The greatest coupling between light and matter ever

The UPV/EHU's 'Ikerbasque' team, led by Professor Enrique Solano, has achieved, in theoretical-experimental collaboration between groups from Spain and Germany, the "greatest" coupling between light and matter on a quantum scale, that is, between photons and artificial atoms . This intense coupling never achieved requires a new theoretical and conceptual model and could have "major" repercussions in the world of communications and quantum computers.

Updated version of the previous article.

The Basque Public University has reported that the finding has just been published in the online version of the journal Nature Physics, in an article entitled 'Circuit quantum electrodynamics in the ultrastrong-coupling regime', and will be included in a future issue of the edition printed.

Solano's group is "one of the world leaders in ultra-strong coupling between light and matter in the microwave quantum regime and superconducting circuits, which manifest their quantum behavior when brought near absolute zero temperature."

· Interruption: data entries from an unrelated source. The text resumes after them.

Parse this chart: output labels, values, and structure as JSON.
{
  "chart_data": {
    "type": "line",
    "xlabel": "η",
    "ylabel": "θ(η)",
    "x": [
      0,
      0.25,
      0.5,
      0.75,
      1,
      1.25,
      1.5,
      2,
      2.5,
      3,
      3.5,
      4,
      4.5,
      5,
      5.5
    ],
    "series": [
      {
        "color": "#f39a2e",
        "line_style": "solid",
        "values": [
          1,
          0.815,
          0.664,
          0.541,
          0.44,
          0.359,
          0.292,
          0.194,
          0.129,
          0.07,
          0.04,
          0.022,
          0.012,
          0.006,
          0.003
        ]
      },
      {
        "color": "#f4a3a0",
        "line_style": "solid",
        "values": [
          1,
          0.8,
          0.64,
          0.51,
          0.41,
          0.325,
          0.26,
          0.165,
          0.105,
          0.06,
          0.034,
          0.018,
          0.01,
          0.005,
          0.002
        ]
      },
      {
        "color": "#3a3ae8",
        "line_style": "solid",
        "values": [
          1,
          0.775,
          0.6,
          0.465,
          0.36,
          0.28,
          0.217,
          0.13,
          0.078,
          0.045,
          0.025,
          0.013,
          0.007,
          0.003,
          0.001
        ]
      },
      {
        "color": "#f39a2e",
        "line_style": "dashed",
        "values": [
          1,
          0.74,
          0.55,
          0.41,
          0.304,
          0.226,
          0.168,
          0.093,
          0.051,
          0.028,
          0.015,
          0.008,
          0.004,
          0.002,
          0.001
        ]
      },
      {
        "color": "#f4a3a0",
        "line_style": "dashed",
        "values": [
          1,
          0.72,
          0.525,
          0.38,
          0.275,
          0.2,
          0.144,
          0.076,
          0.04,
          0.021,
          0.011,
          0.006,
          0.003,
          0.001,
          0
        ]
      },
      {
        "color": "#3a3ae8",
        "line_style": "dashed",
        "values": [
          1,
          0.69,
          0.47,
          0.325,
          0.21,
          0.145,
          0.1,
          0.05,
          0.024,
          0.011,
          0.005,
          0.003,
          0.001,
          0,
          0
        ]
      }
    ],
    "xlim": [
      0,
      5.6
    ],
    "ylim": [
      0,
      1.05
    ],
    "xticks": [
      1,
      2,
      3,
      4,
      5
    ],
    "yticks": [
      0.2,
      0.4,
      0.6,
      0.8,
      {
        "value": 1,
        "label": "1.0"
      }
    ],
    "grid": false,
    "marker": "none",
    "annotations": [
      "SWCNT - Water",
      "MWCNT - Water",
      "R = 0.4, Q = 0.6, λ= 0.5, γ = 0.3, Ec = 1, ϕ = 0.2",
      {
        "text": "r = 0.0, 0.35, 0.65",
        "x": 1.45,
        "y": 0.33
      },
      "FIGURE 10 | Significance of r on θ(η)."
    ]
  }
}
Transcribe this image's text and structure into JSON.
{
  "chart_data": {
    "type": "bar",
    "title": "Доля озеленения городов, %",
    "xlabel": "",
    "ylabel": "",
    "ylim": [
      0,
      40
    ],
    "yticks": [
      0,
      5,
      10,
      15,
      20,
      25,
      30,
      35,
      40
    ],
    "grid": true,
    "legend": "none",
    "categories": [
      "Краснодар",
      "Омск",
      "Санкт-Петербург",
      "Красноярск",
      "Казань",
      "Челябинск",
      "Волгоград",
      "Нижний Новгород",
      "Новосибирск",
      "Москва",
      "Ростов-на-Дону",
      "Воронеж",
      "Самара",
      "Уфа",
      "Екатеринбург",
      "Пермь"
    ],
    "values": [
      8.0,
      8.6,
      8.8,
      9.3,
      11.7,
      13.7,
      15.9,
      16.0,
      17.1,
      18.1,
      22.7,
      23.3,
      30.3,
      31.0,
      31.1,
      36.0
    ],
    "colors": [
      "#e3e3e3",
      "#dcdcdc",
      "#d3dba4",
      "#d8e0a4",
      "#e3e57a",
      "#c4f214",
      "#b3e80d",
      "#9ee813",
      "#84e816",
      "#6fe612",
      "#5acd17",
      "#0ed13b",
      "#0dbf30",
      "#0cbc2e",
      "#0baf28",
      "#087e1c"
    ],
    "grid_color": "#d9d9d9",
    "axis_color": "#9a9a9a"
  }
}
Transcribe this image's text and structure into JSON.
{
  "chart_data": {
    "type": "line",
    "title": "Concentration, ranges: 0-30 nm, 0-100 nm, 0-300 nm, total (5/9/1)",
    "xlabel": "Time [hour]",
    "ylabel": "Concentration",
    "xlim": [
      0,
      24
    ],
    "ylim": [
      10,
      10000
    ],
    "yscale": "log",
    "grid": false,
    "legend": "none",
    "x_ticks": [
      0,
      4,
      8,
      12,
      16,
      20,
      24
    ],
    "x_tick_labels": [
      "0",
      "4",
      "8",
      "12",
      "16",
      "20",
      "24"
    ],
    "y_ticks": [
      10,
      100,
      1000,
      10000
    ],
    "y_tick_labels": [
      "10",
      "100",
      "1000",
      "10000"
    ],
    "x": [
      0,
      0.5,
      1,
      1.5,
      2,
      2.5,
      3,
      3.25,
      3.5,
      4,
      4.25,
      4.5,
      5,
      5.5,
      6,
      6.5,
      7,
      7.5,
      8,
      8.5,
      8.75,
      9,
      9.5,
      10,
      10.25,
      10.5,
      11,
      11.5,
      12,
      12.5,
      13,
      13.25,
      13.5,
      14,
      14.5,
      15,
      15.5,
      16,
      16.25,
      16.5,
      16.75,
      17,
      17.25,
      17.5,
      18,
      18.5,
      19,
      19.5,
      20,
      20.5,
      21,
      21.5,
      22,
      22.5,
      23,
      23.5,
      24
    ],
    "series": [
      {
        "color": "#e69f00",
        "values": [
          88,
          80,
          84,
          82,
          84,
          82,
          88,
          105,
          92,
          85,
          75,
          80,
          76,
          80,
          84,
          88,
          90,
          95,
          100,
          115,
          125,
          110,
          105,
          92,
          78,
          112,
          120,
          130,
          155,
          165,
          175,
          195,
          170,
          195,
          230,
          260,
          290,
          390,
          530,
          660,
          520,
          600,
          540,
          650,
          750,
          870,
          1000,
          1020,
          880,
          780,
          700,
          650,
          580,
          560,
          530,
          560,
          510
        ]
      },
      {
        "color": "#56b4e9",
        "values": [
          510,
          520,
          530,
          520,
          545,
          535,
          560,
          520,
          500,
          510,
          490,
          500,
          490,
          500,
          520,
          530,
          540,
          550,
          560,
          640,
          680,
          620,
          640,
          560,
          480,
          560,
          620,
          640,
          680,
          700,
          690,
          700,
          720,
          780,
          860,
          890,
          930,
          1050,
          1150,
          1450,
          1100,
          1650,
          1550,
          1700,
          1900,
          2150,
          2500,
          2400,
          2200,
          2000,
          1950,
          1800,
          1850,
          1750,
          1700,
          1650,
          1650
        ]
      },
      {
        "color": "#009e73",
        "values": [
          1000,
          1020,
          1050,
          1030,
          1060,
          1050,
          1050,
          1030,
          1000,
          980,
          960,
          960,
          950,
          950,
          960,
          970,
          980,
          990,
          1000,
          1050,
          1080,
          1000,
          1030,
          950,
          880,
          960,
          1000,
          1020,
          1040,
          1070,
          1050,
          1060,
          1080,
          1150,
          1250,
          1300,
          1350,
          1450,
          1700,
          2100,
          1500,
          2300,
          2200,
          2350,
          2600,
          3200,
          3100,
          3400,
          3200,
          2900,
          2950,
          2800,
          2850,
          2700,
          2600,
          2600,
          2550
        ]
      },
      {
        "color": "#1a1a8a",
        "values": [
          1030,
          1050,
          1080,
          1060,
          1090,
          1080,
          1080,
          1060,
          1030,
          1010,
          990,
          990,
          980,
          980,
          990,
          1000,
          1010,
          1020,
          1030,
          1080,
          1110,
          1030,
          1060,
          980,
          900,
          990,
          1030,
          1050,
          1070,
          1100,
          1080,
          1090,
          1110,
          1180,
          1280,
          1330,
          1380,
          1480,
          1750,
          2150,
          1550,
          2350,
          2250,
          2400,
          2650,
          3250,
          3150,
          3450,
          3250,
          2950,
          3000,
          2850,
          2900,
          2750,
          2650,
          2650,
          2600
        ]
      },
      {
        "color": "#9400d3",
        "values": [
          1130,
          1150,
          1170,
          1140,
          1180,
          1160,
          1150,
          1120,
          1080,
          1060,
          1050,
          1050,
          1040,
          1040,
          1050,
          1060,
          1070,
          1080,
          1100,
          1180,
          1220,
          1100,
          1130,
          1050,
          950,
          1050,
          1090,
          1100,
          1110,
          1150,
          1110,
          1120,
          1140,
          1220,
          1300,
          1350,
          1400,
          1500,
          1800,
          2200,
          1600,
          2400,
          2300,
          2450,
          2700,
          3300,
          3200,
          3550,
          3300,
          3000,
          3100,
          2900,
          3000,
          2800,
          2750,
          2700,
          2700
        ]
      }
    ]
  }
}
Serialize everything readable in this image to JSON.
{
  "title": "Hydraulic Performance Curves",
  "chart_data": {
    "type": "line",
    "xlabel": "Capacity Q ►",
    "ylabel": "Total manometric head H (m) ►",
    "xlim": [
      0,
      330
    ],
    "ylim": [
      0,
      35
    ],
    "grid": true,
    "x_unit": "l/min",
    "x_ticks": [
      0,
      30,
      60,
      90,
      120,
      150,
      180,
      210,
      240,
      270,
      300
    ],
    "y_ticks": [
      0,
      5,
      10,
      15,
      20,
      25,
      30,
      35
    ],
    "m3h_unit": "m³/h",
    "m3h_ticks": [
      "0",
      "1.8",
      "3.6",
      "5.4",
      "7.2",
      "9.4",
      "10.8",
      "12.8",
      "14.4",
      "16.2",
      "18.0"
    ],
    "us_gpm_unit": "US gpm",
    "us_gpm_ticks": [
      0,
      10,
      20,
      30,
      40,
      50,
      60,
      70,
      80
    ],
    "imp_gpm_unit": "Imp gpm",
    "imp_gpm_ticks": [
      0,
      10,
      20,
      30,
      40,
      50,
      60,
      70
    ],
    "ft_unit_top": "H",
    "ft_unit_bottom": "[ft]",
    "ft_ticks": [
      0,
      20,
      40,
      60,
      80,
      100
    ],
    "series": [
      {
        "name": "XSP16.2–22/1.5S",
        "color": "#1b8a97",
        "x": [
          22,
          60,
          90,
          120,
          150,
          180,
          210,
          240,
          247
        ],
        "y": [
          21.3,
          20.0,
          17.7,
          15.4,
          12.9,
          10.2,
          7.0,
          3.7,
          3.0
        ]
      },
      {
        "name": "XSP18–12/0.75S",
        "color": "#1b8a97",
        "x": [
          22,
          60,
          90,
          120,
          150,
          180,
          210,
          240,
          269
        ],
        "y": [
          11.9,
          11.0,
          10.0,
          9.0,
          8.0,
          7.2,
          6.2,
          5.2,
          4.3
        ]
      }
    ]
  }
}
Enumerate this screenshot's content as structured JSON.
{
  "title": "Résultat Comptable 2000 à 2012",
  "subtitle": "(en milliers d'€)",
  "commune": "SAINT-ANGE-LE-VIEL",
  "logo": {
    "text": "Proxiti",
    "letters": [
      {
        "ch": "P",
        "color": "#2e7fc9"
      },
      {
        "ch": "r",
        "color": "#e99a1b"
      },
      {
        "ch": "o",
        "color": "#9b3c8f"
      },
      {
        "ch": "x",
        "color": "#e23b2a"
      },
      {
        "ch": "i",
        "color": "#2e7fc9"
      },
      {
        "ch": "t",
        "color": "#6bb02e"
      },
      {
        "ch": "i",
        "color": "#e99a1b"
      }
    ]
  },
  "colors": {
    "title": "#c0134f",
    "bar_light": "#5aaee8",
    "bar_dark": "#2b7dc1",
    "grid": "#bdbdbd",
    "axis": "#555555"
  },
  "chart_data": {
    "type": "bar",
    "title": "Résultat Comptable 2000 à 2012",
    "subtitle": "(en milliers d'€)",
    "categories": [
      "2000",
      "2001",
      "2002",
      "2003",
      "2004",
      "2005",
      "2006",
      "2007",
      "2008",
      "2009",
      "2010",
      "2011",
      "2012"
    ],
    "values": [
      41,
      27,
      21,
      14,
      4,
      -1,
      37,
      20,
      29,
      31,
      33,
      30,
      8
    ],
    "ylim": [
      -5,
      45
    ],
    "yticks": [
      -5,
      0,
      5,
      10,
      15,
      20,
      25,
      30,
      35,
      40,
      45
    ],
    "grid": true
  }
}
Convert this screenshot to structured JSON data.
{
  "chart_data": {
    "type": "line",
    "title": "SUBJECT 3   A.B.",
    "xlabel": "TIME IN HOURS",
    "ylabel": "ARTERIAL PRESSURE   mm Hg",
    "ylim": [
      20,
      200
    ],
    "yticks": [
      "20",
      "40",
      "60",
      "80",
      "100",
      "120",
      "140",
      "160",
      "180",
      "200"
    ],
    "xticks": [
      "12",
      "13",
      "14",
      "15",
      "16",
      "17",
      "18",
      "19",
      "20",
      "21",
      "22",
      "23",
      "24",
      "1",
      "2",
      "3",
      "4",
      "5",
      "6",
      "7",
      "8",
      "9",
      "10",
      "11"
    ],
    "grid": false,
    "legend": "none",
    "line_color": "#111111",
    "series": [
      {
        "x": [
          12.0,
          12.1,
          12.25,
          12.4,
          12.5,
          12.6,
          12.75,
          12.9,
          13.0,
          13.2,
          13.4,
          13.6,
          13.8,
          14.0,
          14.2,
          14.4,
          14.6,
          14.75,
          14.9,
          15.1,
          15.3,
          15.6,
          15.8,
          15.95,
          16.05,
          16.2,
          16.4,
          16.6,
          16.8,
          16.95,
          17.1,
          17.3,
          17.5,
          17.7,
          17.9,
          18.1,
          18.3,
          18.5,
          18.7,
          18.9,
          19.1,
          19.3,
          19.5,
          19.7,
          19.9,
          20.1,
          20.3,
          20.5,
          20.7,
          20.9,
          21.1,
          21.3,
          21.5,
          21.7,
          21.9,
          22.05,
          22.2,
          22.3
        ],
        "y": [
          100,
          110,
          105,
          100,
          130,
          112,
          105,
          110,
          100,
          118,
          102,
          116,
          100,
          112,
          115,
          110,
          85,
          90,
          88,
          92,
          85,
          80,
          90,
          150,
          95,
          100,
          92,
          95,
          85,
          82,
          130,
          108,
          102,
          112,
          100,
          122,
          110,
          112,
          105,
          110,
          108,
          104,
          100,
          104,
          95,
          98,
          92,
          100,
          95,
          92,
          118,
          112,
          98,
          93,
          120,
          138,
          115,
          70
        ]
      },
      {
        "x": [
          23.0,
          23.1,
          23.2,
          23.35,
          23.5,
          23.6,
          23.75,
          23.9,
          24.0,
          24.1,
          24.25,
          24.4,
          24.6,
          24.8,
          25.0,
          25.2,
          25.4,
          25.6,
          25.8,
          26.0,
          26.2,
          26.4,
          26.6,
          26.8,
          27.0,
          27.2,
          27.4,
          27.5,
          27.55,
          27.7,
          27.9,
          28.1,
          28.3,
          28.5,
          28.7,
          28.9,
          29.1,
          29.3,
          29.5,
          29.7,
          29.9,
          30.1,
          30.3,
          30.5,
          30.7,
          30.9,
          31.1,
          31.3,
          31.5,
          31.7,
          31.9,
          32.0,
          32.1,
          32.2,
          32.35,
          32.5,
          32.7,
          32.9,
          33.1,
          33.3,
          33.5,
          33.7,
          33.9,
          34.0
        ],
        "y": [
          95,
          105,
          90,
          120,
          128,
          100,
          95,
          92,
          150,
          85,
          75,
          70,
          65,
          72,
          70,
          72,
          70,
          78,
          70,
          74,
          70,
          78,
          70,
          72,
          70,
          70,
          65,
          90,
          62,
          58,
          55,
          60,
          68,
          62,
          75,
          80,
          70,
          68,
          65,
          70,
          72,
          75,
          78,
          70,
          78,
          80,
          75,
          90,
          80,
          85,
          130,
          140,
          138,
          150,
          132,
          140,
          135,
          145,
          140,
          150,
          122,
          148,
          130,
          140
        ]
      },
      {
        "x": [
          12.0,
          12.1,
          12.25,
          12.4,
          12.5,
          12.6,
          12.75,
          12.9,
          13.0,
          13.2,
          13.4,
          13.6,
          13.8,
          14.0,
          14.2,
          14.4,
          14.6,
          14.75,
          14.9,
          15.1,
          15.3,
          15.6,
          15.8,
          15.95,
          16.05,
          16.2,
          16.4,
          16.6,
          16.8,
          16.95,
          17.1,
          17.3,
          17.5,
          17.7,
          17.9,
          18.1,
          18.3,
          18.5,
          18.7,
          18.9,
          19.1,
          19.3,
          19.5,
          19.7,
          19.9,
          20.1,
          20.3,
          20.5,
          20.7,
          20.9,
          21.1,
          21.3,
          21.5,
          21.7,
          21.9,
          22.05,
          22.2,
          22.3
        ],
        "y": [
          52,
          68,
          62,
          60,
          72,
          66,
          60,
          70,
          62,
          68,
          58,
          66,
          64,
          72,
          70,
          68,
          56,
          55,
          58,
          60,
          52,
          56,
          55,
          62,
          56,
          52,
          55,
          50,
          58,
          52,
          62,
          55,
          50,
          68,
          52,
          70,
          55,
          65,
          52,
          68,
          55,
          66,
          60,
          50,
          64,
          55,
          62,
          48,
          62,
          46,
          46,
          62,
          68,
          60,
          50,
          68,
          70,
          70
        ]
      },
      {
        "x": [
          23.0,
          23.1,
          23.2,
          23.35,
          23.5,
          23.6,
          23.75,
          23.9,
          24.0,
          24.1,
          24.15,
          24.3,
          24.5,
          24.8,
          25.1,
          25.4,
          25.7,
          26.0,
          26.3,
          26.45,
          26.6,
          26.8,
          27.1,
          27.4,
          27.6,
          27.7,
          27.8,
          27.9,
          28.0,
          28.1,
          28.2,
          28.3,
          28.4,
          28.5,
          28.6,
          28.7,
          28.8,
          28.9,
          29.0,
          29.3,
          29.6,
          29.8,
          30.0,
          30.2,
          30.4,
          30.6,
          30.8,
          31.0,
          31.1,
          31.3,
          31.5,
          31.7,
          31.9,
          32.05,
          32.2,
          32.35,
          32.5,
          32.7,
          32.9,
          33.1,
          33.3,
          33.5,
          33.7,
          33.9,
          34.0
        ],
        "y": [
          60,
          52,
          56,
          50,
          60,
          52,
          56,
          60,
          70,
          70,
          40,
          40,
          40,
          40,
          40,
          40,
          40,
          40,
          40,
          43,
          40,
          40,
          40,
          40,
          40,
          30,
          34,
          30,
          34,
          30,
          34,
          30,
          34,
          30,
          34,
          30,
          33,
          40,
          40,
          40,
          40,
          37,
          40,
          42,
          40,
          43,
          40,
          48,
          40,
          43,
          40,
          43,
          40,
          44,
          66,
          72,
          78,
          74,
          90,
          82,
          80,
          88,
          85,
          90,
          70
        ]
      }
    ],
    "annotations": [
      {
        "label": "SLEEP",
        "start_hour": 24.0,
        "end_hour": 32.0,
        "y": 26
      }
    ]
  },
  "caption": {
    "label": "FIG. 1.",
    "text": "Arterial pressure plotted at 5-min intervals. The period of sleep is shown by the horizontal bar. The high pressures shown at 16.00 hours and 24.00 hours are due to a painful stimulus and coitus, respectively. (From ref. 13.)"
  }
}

In this way, the finding "can change the way quantum information exchange is understood and implemented, both in communications and in fast information processing." It could have applications for the design of high-precision quantum radars, quantum computers and the microwave photon detection .

As they have reported, "all remote communication is based on light that is emitted and absorbed by matter. When the light is intense we can speak of waves of electromagnetic radiation, when it is tenuous we enter the quantum world and we have to speak of light particles called photons.

When making a mobile call, for example, the emitting device generates electromagnetic waves that, upon reaching the receiver, interact with matter again. This coupling between radiation and matter allows the encoding and decoding of information in the transmitter and receiver, respectively, the intensity of the coupling being one of the determining factors of the quantity and quality of the information transmitted.

Enrique Solano has a doctorate in Physics from the Federal University of Rio de Janeiro. After working at the Max-Planck Institute for Quantum Optics and the Ludwig-Maximilian University of Munich, since 2008 he has carried out his research at the Department of Physical Chemistry of the Faculty of Science and Technology thanks to the agreement between the UPV/EHU and the Ikerbasque Foundation.